Bäckereien mit Nachwuchssorgen

Bäckereien mit Nachwuchssorgen

Bäckereien mit Nachwuchssorgen
Konstant steigende Umsätze bei weiter sinkenden Betriebszahlen und anhaltende Nachwuchssorgen – so lautet das Resümee des Bäckerhandwerks zum statistischen Jahresrückblick 2015. 13,99 Mrd. Euro Gesamtumsatz erzielten die insgesamt 12.155 Bäckereibetriebe bundesweit im vergangenen Jahr, und somit fast eine halbe Milliarde Euro mehr als im Vorjahr (2014: 13,52 Mrd. Euro). Mit 1,03 Mrd. Besuchen in 2015 ist das Deutsche Bäckerhandwerk zudem erneut Spitzenreiter im Marktsegment Quick-Service-Restaurants (QSR) des Außer-Haus-Marktes. Die Bäckereien können hier mittlerweile ein Fünftel aller Besuche für sich verbuchen (19,9%). Zum Vergleich: Der Gesamtmarkt verzeichnete lediglich eine Steigerung von 0,4%.

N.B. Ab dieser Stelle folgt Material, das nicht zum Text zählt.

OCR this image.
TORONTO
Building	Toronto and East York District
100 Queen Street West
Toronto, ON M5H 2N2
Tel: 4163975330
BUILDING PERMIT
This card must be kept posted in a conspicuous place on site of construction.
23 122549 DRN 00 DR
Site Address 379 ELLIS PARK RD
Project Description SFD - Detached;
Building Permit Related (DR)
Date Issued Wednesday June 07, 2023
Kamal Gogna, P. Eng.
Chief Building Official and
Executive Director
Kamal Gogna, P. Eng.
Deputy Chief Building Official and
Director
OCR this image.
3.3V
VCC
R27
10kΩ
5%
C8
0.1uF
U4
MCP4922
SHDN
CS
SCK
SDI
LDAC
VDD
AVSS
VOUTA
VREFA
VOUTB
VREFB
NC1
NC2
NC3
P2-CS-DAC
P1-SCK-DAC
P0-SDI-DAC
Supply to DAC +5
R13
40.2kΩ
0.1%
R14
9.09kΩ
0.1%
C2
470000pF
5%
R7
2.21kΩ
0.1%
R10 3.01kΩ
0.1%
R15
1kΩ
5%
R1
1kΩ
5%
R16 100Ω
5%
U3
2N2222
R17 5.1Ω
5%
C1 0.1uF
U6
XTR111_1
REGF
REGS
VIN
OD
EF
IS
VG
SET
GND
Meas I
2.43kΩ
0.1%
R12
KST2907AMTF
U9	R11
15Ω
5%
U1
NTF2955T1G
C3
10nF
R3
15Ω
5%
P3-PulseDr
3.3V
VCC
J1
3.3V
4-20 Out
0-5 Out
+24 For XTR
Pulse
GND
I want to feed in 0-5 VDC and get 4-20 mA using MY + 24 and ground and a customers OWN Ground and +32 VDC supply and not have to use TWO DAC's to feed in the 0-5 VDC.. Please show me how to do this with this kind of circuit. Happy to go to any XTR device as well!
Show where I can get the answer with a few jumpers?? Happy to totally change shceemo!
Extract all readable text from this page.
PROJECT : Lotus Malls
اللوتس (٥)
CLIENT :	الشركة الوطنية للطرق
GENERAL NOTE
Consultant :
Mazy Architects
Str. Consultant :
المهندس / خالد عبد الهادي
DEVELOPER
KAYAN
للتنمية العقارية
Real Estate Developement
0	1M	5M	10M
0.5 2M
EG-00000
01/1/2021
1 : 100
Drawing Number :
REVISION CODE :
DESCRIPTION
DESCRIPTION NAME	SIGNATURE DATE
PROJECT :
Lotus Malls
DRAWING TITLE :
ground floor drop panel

Treiber der positiven Umsatzentwicklung sind zunehmend größere Bäckereiunternehmen. So erzielten 2015 4,3% der Betriebe rund 65,3% des Gesamtumsatzes. Die Zahl der Bäckereibetriebe insgesamt hingegen sank erneut (-3,6%), ein Beweis für den anhaltenden Strukturwandel im Bäckerhandwerk und die zunehmenden ökonomisch bedingten Konzentrationsprozesse in der Branche. Auch die Zahl der Beschäftigten ging erneut zurück und verringerte sich mit 275.200 um 0,7%. Begründet liegt dies insbesondere im fehlenden Nachwuchs. Denn das Bäckerhandwerk plagen ernste Nachwuchssorgen: Vom vorläufigen Rekordjahr 2007 mit 36.871 Auszubildenden hat sich ihre Zahl mit 18.811 in 2015 fast halbiert. Ein Problem, dem sich der Handwerkszweig mit der Einrichtung neuer, attraktiver Aufstiegs- und Weiterbildungsmöglichkeiten und offensiven, kontinuierlich fortentwickelten Recruiting-Kampagnen stellt.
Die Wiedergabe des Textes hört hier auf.